3. Manually add URLs to the exclude cache list. This is fairly time intensive, because it is a reactive approach rather than proactive. The command is:
# set ssl-decrypt ssl-exclude-cert www.example.com
#1 might be the easiest to do, though #2 might work better if you already have the equipment to do so.
Hope this helps!
Another problem is that the identified appid could be just "http-proxy" instead of the true app being used if you have Client <-> PA <-> Proxy.
The "proper" solution, as already mentioned, is to setup the flow as Client <-> Proxy <-> PA.
Also when the PA cannot decrypt the ssl (for example if the server cert cannot be verified) you can use a second cert in PA which the PA will use to notify the client that there is something bad with this connection.
1) Good example: Client tries to connect to server using ssl. PA terminates this and handshakes on its own with the server. If the servercert is verified and everything is good PA will then use CERT_OK (or whatever you might call it) towards the client. Client has the CA (which PA uses) as trusted authority (otherwise the client will get a warning that the cert sent from PA couldnt be verified against the CA list).
2) Bad example: Same as above but the servercert is bad somhow, the CA might not be trusted or the cert expired etc. Instead of using CERT_OK your PA can instead use another cert as CA in the handshake towards the client named CERT_BAD (or whatever you call it). The client has this CERT_BAD as untrusted/blacklisted CA in its browser.
This way the client can get notified if the PA <-> server connection is good or bad.
"Another problem is that the identified appid could be just "http-proxy" instead of the true app being used if you have Client <-> PA <-> Proxy."
That's completely FALSE !!
Even if the traffic is going though a proxy (User-> PA -> Proxy) you can still apply application rules to the traffic flow !
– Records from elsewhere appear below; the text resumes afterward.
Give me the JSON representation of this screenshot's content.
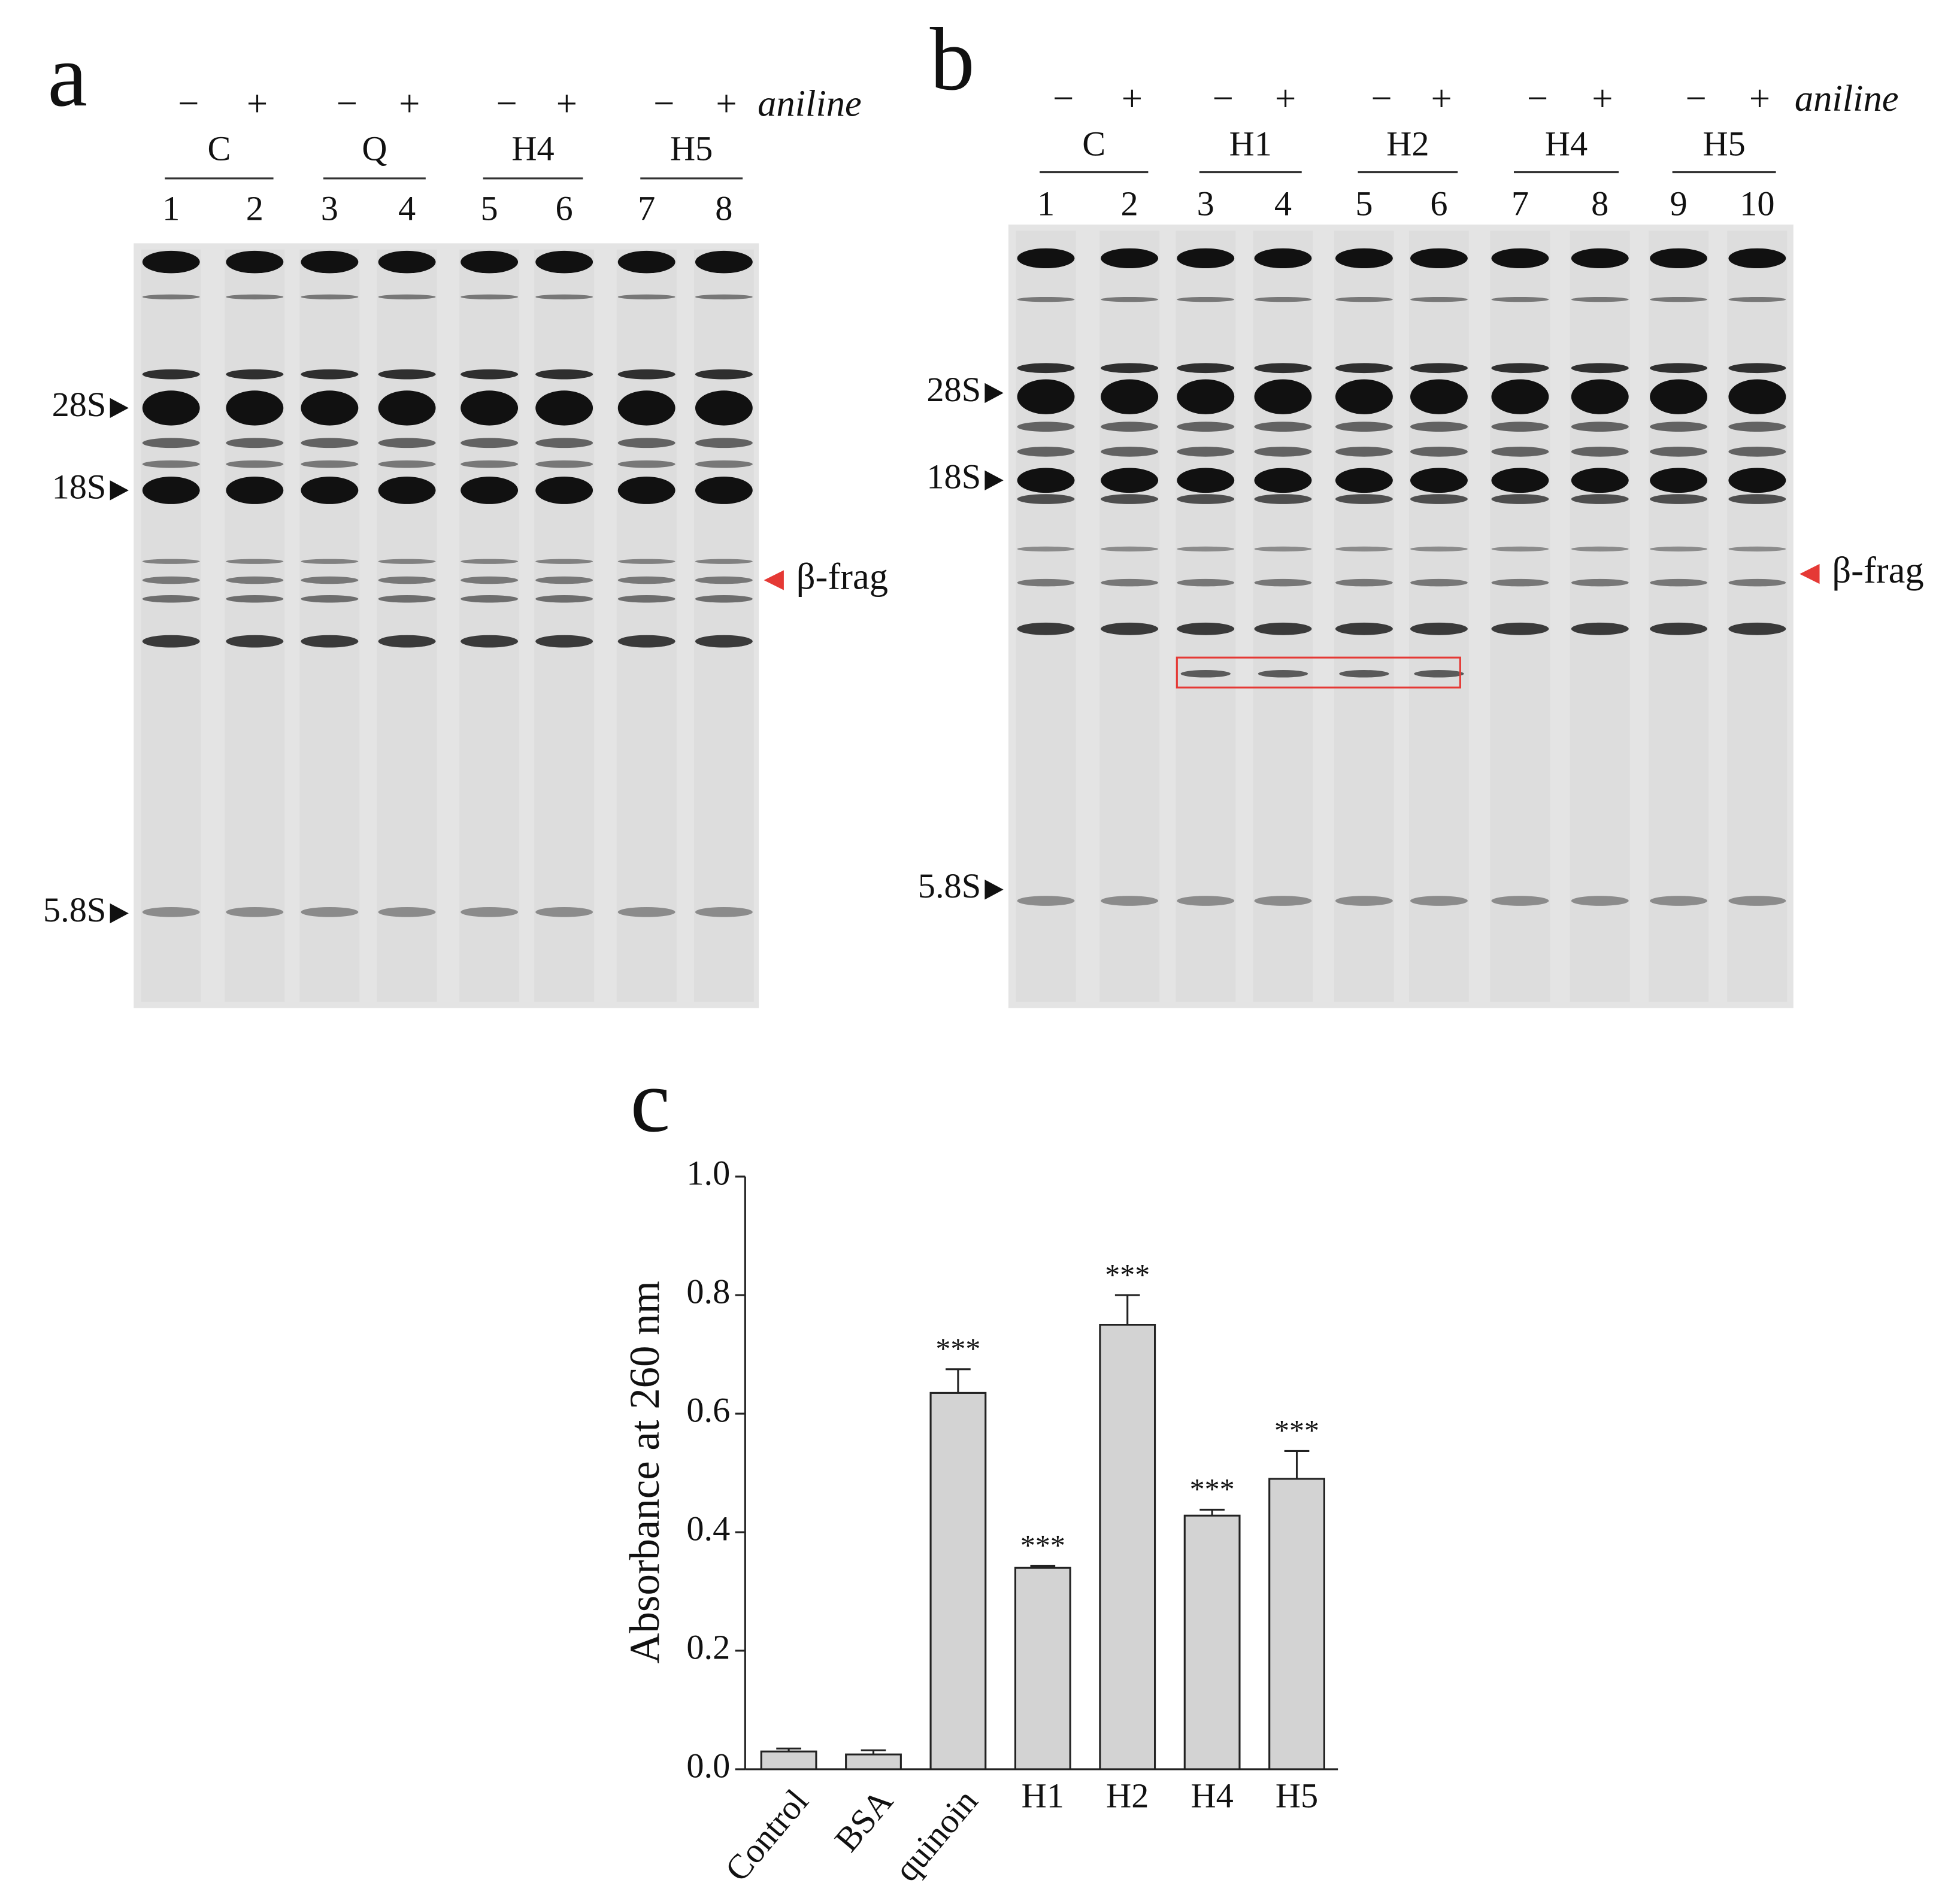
{
  "panel_a": {
    "letter": "a",
    "treatment_label": "aniline",
    "signs": [
      "−",
      "+",
      "−",
      "+",
      "−",
      "+",
      "−",
      "+"
    ],
    "groups": [
      "C",
      "Q",
      "H4",
      "H5"
    ],
    "lanes": [
      "1",
      "2",
      "3",
      "4",
      "5",
      "6",
      "7",
      "8"
    ],
    "markers": [
      "28S",
      "18S",
      "5.8S"
    ],
    "fragment_label": "β-frag"
  },
  "panel_b": {
    "letter": "b",
    "treatment_label": "aniline",
    "signs": [
      "−",
      "+",
      "−",
      "+",
      "−",
      "+",
      "−",
      "+",
      "−",
      "+"
    ],
    "groups": [
      "C",
      "H1",
      "H2",
      "H4",
      "H5"
    ],
    "lanes": [
      "1",
      "2",
      "3",
      "4",
      "5",
      "6",
      "7",
      "8",
      "9",
      "10"
    ],
    "markers": [
      "28S",
      "18S",
      "5.8S"
    ],
    "fragment_label": "β-frag"
  },
  "chart_data": {
    "type": "bar",
    "panel_letter": "c",
    "y_label": "Absorbance at 260 nm",
    "categories": [
      "Control",
      "BSA",
      "quinoin",
      "H1",
      "H2",
      "H4",
      "H5"
    ],
    "values": [
      0.03,
      0.025,
      0.635,
      0.34,
      0.75,
      0.428,
      0.49
    ],
    "errors": [
      0.005,
      0.007,
      0.04,
      0.003,
      0.05,
      0.01,
      0.047
    ],
    "significance": [
      null,
      null,
      "***",
      "***",
      "***",
      "***",
      "***"
    ],
    "color": "#d3d3d3",
    "ylim": [
      0,
      1.0
    ],
    "yticks": [
      {
        "value": 0,
        "label": "0.0"
      },
      {
        "value": 0.2,
        "label": "0.2"
      },
      {
        "value": 0.4,
        "label": "0.4"
      },
      {
        "value": 0.6,
        "label": "0.6"
      },
      {
        "value": 0.8,
        "label": "0.8"
      },
      {
        "value": 1.0,
        "label": "1.0"
      }
    ]
  }
}
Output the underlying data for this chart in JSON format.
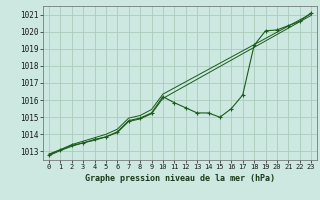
{
  "title": "Graphe pression niveau de la mer (hPa)",
  "bg_color": "#cce8e0",
  "grid_color": "#aaccbb",
  "line_color": "#1a5c1a",
  "xlim": [
    -0.5,
    23.5
  ],
  "ylim": [
    1012.5,
    1021.5
  ],
  "yticks": [
    1013,
    1014,
    1015,
    1016,
    1017,
    1018,
    1019,
    1020,
    1021
  ],
  "xticks": [
    0,
    1,
    2,
    3,
    4,
    5,
    6,
    7,
    8,
    9,
    10,
    11,
    12,
    13,
    14,
    15,
    16,
    17,
    18,
    19,
    20,
    21,
    22,
    23
  ],
  "main_line": [
    [
      0,
      1012.8
    ],
    [
      1,
      1013.1
    ],
    [
      2,
      1013.35
    ],
    [
      3,
      1013.5
    ],
    [
      4,
      1013.7
    ],
    [
      5,
      1013.85
    ],
    [
      6,
      1014.15
    ],
    [
      7,
      1014.8
    ],
    [
      8,
      1014.95
    ],
    [
      9,
      1015.25
    ],
    [
      10,
      1016.2
    ],
    [
      11,
      1015.85
    ],
    [
      12,
      1015.55
    ],
    [
      13,
      1015.25
    ],
    [
      14,
      1015.25
    ],
    [
      15,
      1015.0
    ],
    [
      16,
      1015.5
    ],
    [
      17,
      1016.3
    ],
    [
      18,
      1019.2
    ],
    [
      19,
      1020.05
    ],
    [
      20,
      1020.1
    ],
    [
      21,
      1020.35
    ],
    [
      22,
      1020.6
    ],
    [
      23,
      1021.1
    ]
  ],
  "line2": [
    [
      0,
      1012.85
    ],
    [
      1,
      1013.1
    ],
    [
      2,
      1013.4
    ],
    [
      3,
      1013.6
    ],
    [
      4,
      1013.8
    ],
    [
      5,
      1014.0
    ],
    [
      6,
      1014.3
    ],
    [
      7,
      1014.95
    ],
    [
      8,
      1015.1
    ],
    [
      9,
      1015.45
    ],
    [
      10,
      1016.35
    ],
    [
      23,
      1021.05
    ]
  ],
  "line3": [
    [
      0,
      1012.75
    ],
    [
      1,
      1013.05
    ],
    [
      2,
      1013.3
    ],
    [
      3,
      1013.5
    ],
    [
      4,
      1013.65
    ],
    [
      5,
      1013.85
    ],
    [
      6,
      1014.1
    ],
    [
      7,
      1014.75
    ],
    [
      8,
      1014.9
    ],
    [
      9,
      1015.2
    ],
    [
      10,
      1016.1
    ],
    [
      23,
      1020.95
    ]
  ]
}
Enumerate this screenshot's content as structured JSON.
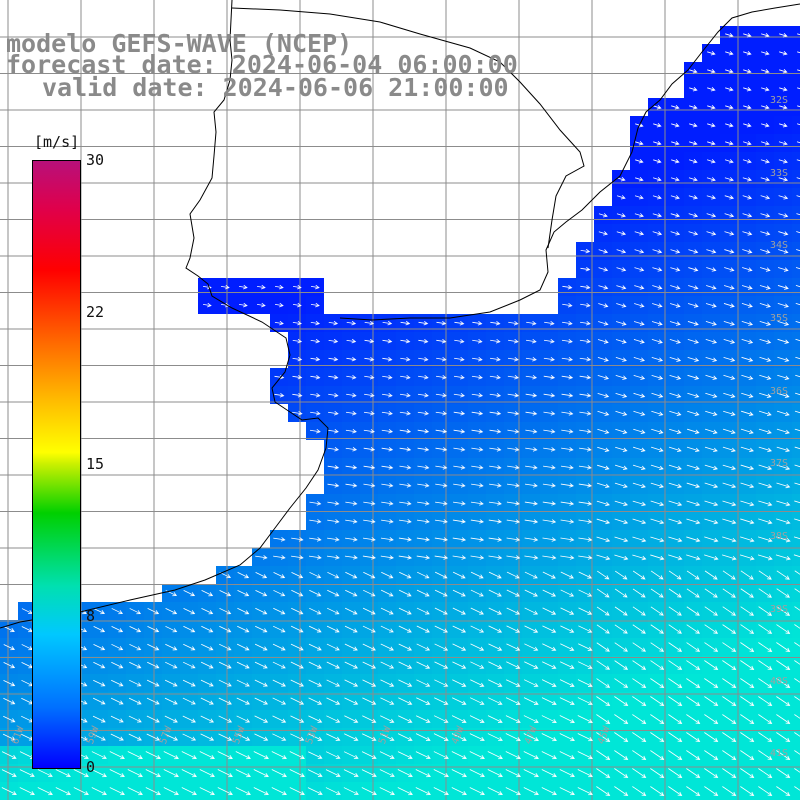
{
  "header": {
    "model": "modelo GEFS-WAVE (NCEP)",
    "forecast": "forecast date: 2024-06-04 06:00:00",
    "valid": "valid date: 2024-06-06 21:00:00"
  },
  "colorbar": {
    "unit": "[m/s]",
    "ticks": [
      "30",
      "22",
      "15",
      "8",
      "0"
    ]
  },
  "grid_labels": {
    "lon": [
      "61W",
      "59W",
      "57W",
      "55W",
      "53W",
      "51W",
      "49W",
      "47W",
      "45W"
    ],
    "lat": [
      "32S",
      "33S",
      "34S",
      "35S",
      "36S",
      "37S",
      "38S",
      "39S",
      "40S",
      "41S"
    ]
  },
  "colors": {
    "land": "#ffffff",
    "coast": "#000000",
    "grid": "#8c8c8c",
    "arrow": "#ffffff",
    "wind_low": "#0010ff",
    "wind_high": "#00e0c0"
  }
}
Instead of seeing 'web-browsing' as application in the log, you will see 'http-proxy' but all the other applications (ms-update, etc) will be recognized correctly !
If you need SSL exemption (for specific domain), you must use DNS format (like *.google.com) not IP.
Thats what I said - AppID only identifies the outer application being used.
That is if you have Client <-> PA <-> Proxy then all traffic passing through will be "http-proxy" instead of "youtube, facebook, google-apps" etc.
Yes it can evaluate the X-Forwarded-For header however the value of XFF will be in the source user column in the logs.
And currently if you choose to clean out the XFF header it will probably get a hit in misconfigured IPSes (because the header isnt properly cleaned out, just nulled that is the line with XFF will currently show "X-Forwarded-For:" - just the ip/hostname part will be removed).
Also XFF seems to be non-standard-RFC.